Original post by Anonymous
Hi,
I was quite open to going to university and found that I was passionate about going to my chosen university when applying and thought I would be fine adjusting to it. I am meant to be going to Kingston Uni in September to study Adult Nursing and I am honestly petrified right now, I don't think I'm going to cope well or be able to adjust. It all seems so scary to me right now, I'm 20 years old and had to put a halt on my education before due to mental health problems, but I feel like if I go to university in September I will be subjecting myself to so much anxiety and I feel my mental health will take another toll. I don't even want to continue my student finance incase i start university and need to drop out because of my mental health. My friend from college is going to the same uni and studying a similar course, we will be on the same campus and in some same lessons for the core topics. I went to a taster day at Kingston and I loved it so much but the thought of moving to London and leaving my mum and step dad. I'm scared that when I'm gone, they will stop loving me as much because I won't be around them. I don't know what's wrong with me, it's making me emotional just thinking about it. My father passed away in 2022 and I wish that I could talk to him about this as he went to University and he wen't to one far away, my mum is disabled and I'm also afraid to leave her incase something happens. I don't even think I'm ready to grow up, I feel like I have chosen the worst subject to study at university too as the placement balancing and the intensity of the course will really affect me, I don't think I will be able to do it. I always knew it would be a struggle, but now I am contemplating whether to just withdraw my whole application. I am definitely not ready to get a job, I have agoraphobia too so it's going to be more difficult for me. Is there a point to me trying to go to university if I am worried I will hate it and drop out? I will be in debt because of it and don't know if the risk is worth it. I also don't drink or like going out anywhere, and I know that's what uni life is all about so, I definitely won't like that either. I'm unsure what to do right now.
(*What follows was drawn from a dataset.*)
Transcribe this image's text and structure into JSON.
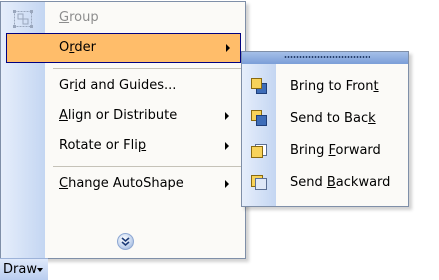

Life is tough, big decisions like this are tough, so let yourself breathe and remember you can choose what you want to do. If you really feel that you can’t manage uni right now, then 100% prioritise your mental health and your wellbeing. You’ll have plenty more years to go to uni if that’s what you want to do. I would also say don’t let mental health hold you back, you’re so much stronger than you think so don’t let the worries, fears and the ‘what-ifs’ stop you because look how far you’ve already come.